Topcuoglu_ML_mBio_2020 make permutation importance test optional, functionality to use any outcome variables, optional hyperparameter input

Fixes #6 Fixes #7 Fixes #8 Fixes #10

Nov 11 '19 18:11 zenalapp

get_results(dataset, models, split_number, outcome="dx") errors out when outcome is defined by user. pipeline(dataset, models, split_number, outcome="dx") works. So it must be an issue when the argument is being passed from get_results to pipeline function.

Nov 11 '19 22:11 BTopcuoglu

Define outcome variable and permutation logical as arguments that can be passed in the command line. We can now run from command line with:

Rscript code/learning/main.R 1 "L2_Logistic_Regression" "dx" 0

Nov 12 '19 16:11 BTopcuoglu

Previous changes regarding setting outcome and perm on the command line work when the user defines the outcome (e.g. "dx") as an argument. However, if they leave that argument empty (passed as NA e.g. Rscript code/learning/main.R 1 "L2_Logistic_Regression" 0), the rest of the pipeline breaks (the first column does not get selected).

I changed the order of the arguments in get_aucs function and then instead of NULL, I uses NA:

get_results <- function(dataset, models, split_number, perm=T, outcome=NA, hyperparameters=NULL)

Changed pipeline function to have NA as well.

pipeline <- function(dataset, model, split_number, outcome=NA, hyperparameters=NULL, perm=T)

Edited outcome=NULL argument from tuning_grid function because outcome infor should be decided in the previous functions already:

tuning_grid <- function(train_data, model, outcome, hyperparameters=NULL)

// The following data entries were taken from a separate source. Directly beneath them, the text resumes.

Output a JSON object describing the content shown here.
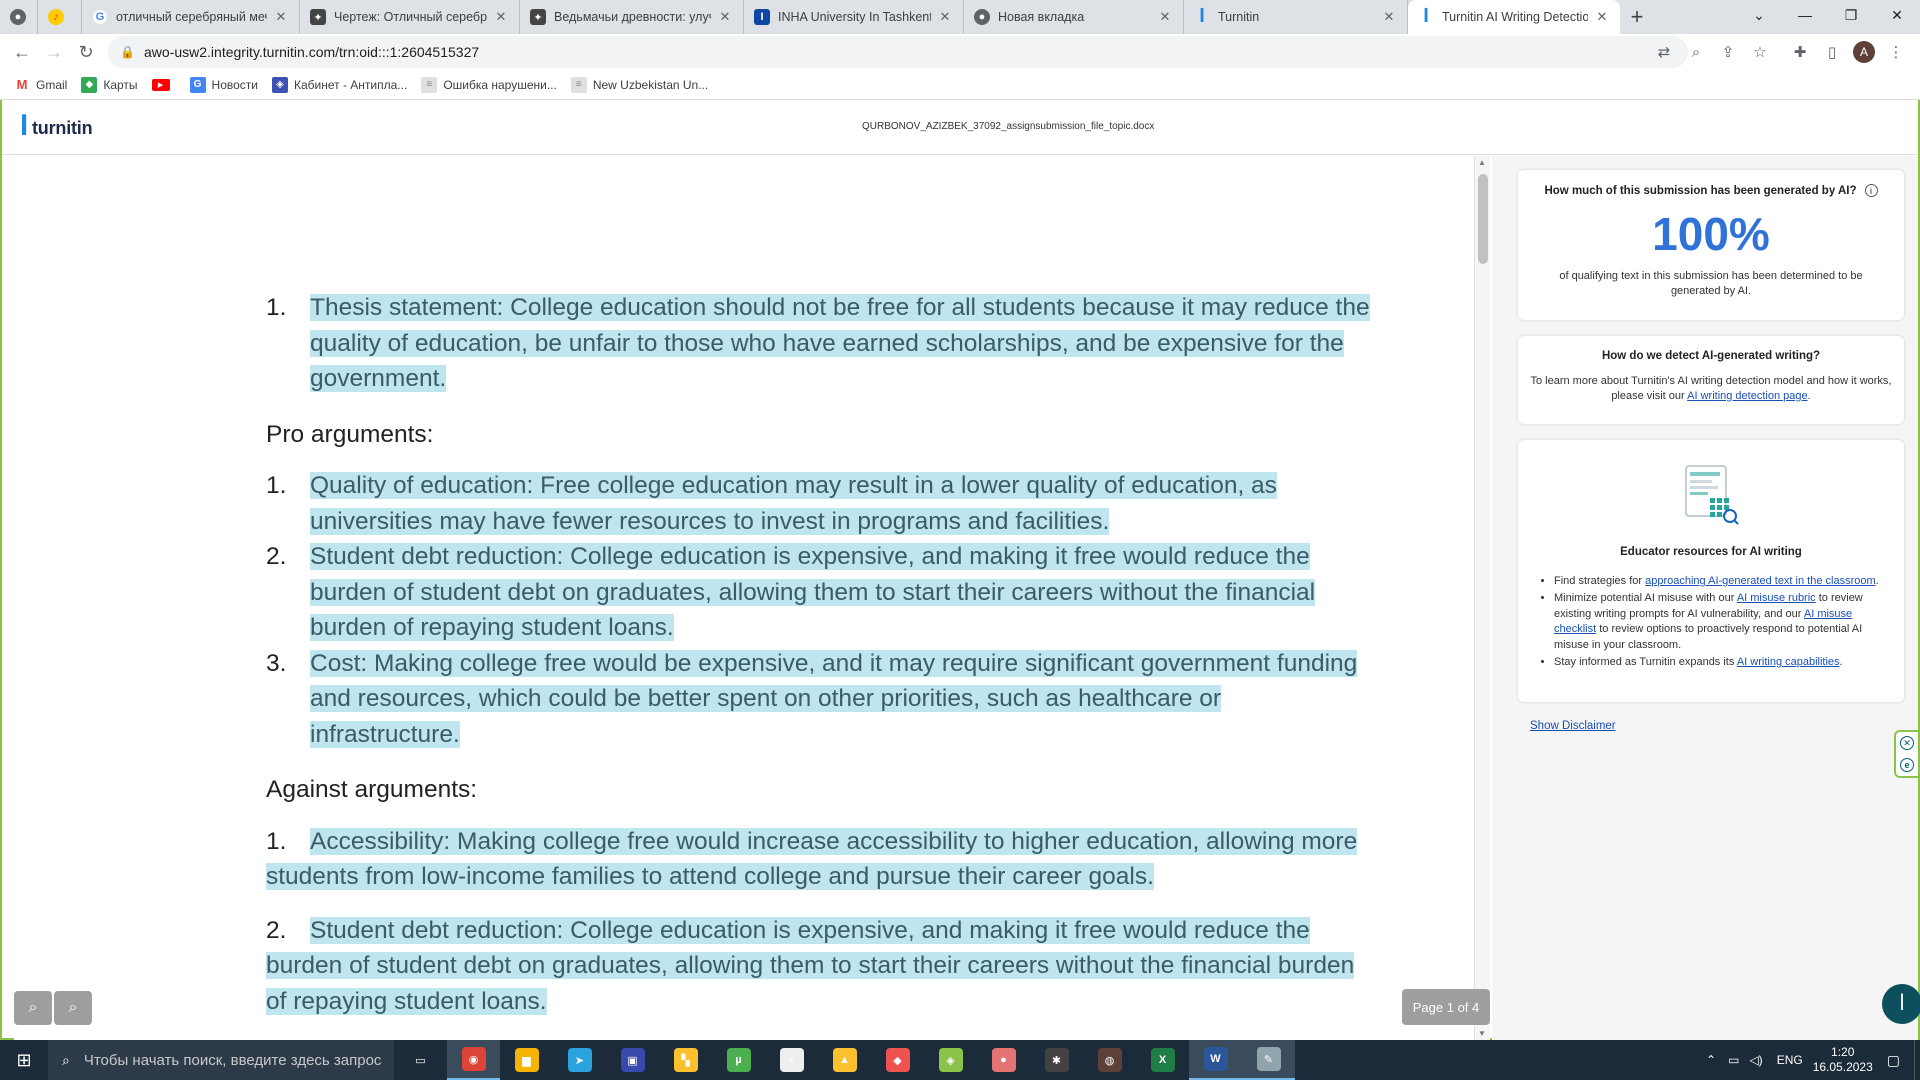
{
  "browser": {
    "tabs": [
      {
        "label": "",
        "icon": "chrome-icon",
        "color": "#5f6368",
        "active": false
      },
      {
        "label": "",
        "icon": "yandex-music-icon",
        "color": "#ffcc00",
        "active": false
      },
      {
        "label": "отличный серебряный меч и",
        "icon": "google-icon",
        "color": "#4285f4",
        "active": false
      },
      {
        "label": "Чертеж: Отличный серебрян",
        "icon": "game-icon",
        "color": "#444444",
        "active": false
      },
      {
        "label": "Ведьмачьи древности: улучш",
        "icon": "game-icon",
        "color": "#444444",
        "active": false
      },
      {
        "label": "INHA University In Tashkent",
        "icon": "inha-icon",
        "color": "#0d47a1",
        "active": false
      },
      {
        "label": "Новая вкладка",
        "icon": "chrome-icon",
        "color": "#5f6368",
        "active": false
      },
      {
        "label": "Turnitin",
        "icon": "turnitin-icon",
        "color": "#1e88e5",
        "active": false
      },
      {
        "label": "Turnitin AI Writing Detection",
        "icon": "turnitin-icon",
        "color": "#1e88e5",
        "active": true
      }
    ],
    "url": "awo-usw2.integrity.turnitin.com/trn:oid:::1:2604515327",
    "avatar_letter": "A",
    "bookmarks": [
      {
        "label": "Gmail",
        "icon": "gmail-icon",
        "color": "#ea4335"
      },
      {
        "label": "Карты",
        "icon": "maps-icon",
        "color": "#34a853"
      },
      {
        "label": "",
        "icon": "youtube-icon",
        "color": "#ff0000"
      },
      {
        "label": "Новости",
        "icon": "news-icon",
        "color": "#4285f4"
      },
      {
        "label": "Кабинет - Антипла...",
        "icon": "shield-icon",
        "color": "#3f51b5"
      },
      {
        "label": "Ошибка нарушени...",
        "icon": "page-icon",
        "color": "#bdbdbd"
      },
      {
        "label": "New Uzbekistan Un...",
        "icon": "page-icon",
        "color": "#bdbdbd"
      }
    ]
  },
  "header": {
    "logo": "turnitin",
    "filename": "QURBONOV_AZIZBEK_37092_assignsubmission_file_topic.docx"
  },
  "document": {
    "thesis": {
      "num": "1.",
      "text": "Thesis statement: College education should not be free for all students because it may reduce the quality of education, be unfair to those who have earned scholarships, and be expensive for the government."
    },
    "pro_heading": "Pro arguments:",
    "pro_items": [
      {
        "num": "1.",
        "text": "Quality of education: Free college education may result in a lower quality of education, as universities may have fewer resources to invest in programs and facilities."
      },
      {
        "num": "2.",
        "text": "Student debt reduction: College education is expensive, and making it free would reduce the burden of student debt on graduates, allowing them to start their careers without the financial burden of repaying student loans."
      },
      {
        "num": "3.",
        "text": "Cost: Making college free would be expensive, and it may require significant government funding and resources, which could be better spent on other priorities, such as healthcare or infrastructure."
      }
    ],
    "against_heading": "Against arguments:",
    "against_items": [
      {
        "num": "1.",
        "text": "Accessibility: Making college free would increase accessibility to higher education, allowing more students from low-income families to attend college and pursue their career goals."
      },
      {
        "num": "2.",
        "text": "Student debt reduction: College education is expensive, and making it free would reduce the burden of student debt on graduates, allowing them to start their careers without the financial burden of repaying student loans."
      }
    ],
    "page_indicator": "Page 1 of 4",
    "highlight_color": "#bfe5ee"
  },
  "panel": {
    "ai_question": "How much of this submission has been generated by AI?",
    "ai_percent": "100%",
    "ai_desc": "of qualifying text in this submission has been determined to be generated by AI.",
    "detect_title": "How do we detect AI-generated writing?",
    "detect_text": "To learn more about Turnitin's AI writing detection model and how it works, please visit our",
    "detect_link": "AI writing detection page",
    "resources_title": "Educator resources for AI writing",
    "res1_pre": "Find strategies for",
    "res1_link": "approaching AI-generated text in the classroom",
    "res2_pre": "Minimize potential AI misuse with our",
    "res2_link1": "AI misuse rubric",
    "res2_mid": "to review existing writing prompts for AI vulnerability, and our",
    "res2_link2": "AI misuse checklist",
    "res2_post": "to review options to proactively respond to potential AI misuse in your classroom.",
    "res3_pre": "Stay informed as Turnitin expands its",
    "res3_link": "AI writing capabilities",
    "disclaimer": "Show Disclaimer",
    "accent_color": "#2f73d8"
  },
  "taskbar": {
    "search_placeholder": "Чтобы начать поиск, введите здесь запрос",
    "lang": "ENG",
    "time": "1:20",
    "date": "16.05.2023",
    "apps": [
      {
        "name": "task-view-icon",
        "color": "#1c2b3a",
        "glyph": "▭"
      },
      {
        "name": "chrome-icon",
        "color": "#db4437",
        "glyph": "◉",
        "active": true
      },
      {
        "name": "file-explorer-icon",
        "color": "#f4b400",
        "glyph": "▆"
      },
      {
        "name": "telegram-icon",
        "color": "#2aa3df",
        "glyph": "➤"
      },
      {
        "name": "save-app-icon",
        "color": "#3949ab",
        "glyph": "▣"
      },
      {
        "name": "puzzle-app-icon",
        "color": "#fbc02d",
        "glyph": "▚"
      },
      {
        "name": "utorrent-icon",
        "color": "#4caf50",
        "glyph": "µ"
      },
      {
        "name": "rfid-app-icon",
        "color": "#eeeeee",
        "glyph": "≡"
      },
      {
        "name": "warning-app-icon",
        "color": "#fbc02d",
        "glyph": "▲"
      },
      {
        "name": "anydesk-icon",
        "color": "#ef5350",
        "glyph": "◆"
      },
      {
        "name": "bluestacks-icon",
        "color": "#8bc34a",
        "glyph": "◈"
      },
      {
        "name": "game-app-icon",
        "color": "#e57373",
        "glyph": "●"
      },
      {
        "name": "spider-app-icon",
        "color": "#424242",
        "glyph": "✱"
      },
      {
        "name": "witcher-icon",
        "color": "#5d4037",
        "glyph": "◍"
      },
      {
        "name": "excel-icon",
        "color": "#1e7e45",
        "glyph": "X"
      },
      {
        "name": "word-icon",
        "color": "#2b579a",
        "glyph": "W",
        "active": true
      },
      {
        "name": "paint-icon",
        "color": "#90a4ae",
        "glyph": "✎",
        "active": true
      }
    ]
  }
}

Nov 12 '19 16:11 BTopcuoglu

With these changes, it looks like we Fixed #6 and #7. Next step is checking if permutation works as we want in #8.

Nov 12 '19 17:11 BTopcuoglu

permutation_importance function doesn't work. Error:

Error in -sym(first_outcome) : invalid argument to unary operator
Calls: get_results ... <Anonymous> -> vars_select_eval -> map_if -> map -> .f

Caught the bug in line 87 and changed from first_outcome to outcome:

  non_correlated_otus <- full %>%
    select(-correlated_otus) %>%
    select(-sym(outcome)) %>%
    colnames()

Nov 12 '19 17:11 BTopcuoglu

Nooo I was worried this wouldn't work but I wasn't doing permutation importance so I didn't catch it. I can look into another option if you don't know of one

Nov 12 '19 17:11 zenalapp

Nooo I was worried this wouldn't work but I wasn't doing permutation importance so I didn't catch it. I can look into another option if you don't know of one

I'm running it now with the change I've made (it was passing first_outcome which is not a column that can be selected but now uses sym("dx") which should work theoretically, I'll keep you posted.

Nov 12 '19 17:11 BTopcuoglu

But don't we want to have dx not hard-coded?

Nov 12 '19 17:11 zenalapp

But don't we want to have dx not hard-coded?

No I know, I have it as:

  non_correlated_otus <- full %>%
    select(-correlated_otus) %>%
    select(-sym(outcome)) %>%
    colnames()

Instead of what it was before:

non_correlated_otus <- full %>%
    select(-correlated_otus) %>%
    select(-sym(first_outcome)) %>%
    colnames()

Nov 12 '19 17:11 BTopcuoglu

Our previous attempt was unsuccessful - must be a bug with tidyverse. I made a new change:

  non_correlated_otus <- full %>%
    select(-correlated_otus)
  
  non_correlated_otus[,outcome] <- NULL
  
  non_correlated_otus <- non_correlated_otus %>%
    colnames()

Not the most beautiful code snippet I've written but it'll do:)

Nov 12 '19 20:11 BTopcuoglu

#8 We now made permutation importance optional but the data structure to run permutation is still hardcoded. We need to come back to that and fix it.

I'll now check if user-defined hyperparameters work #10 .

Nov 13 '19 18:11 BTopcuoglu

The NULL options for hyperparameters are currently specific to my CRC classification problem (except random forest, where we implement Pat's code: mtry <- floor(seq(1, n_features, length=6)) ). So those need to be adjusted and expanded in the future, but overall, I'm able to set up user-defined hyperparameters as a list and it works. Fixed #10.

Nov 13 '19 19:11 BTopcuoglu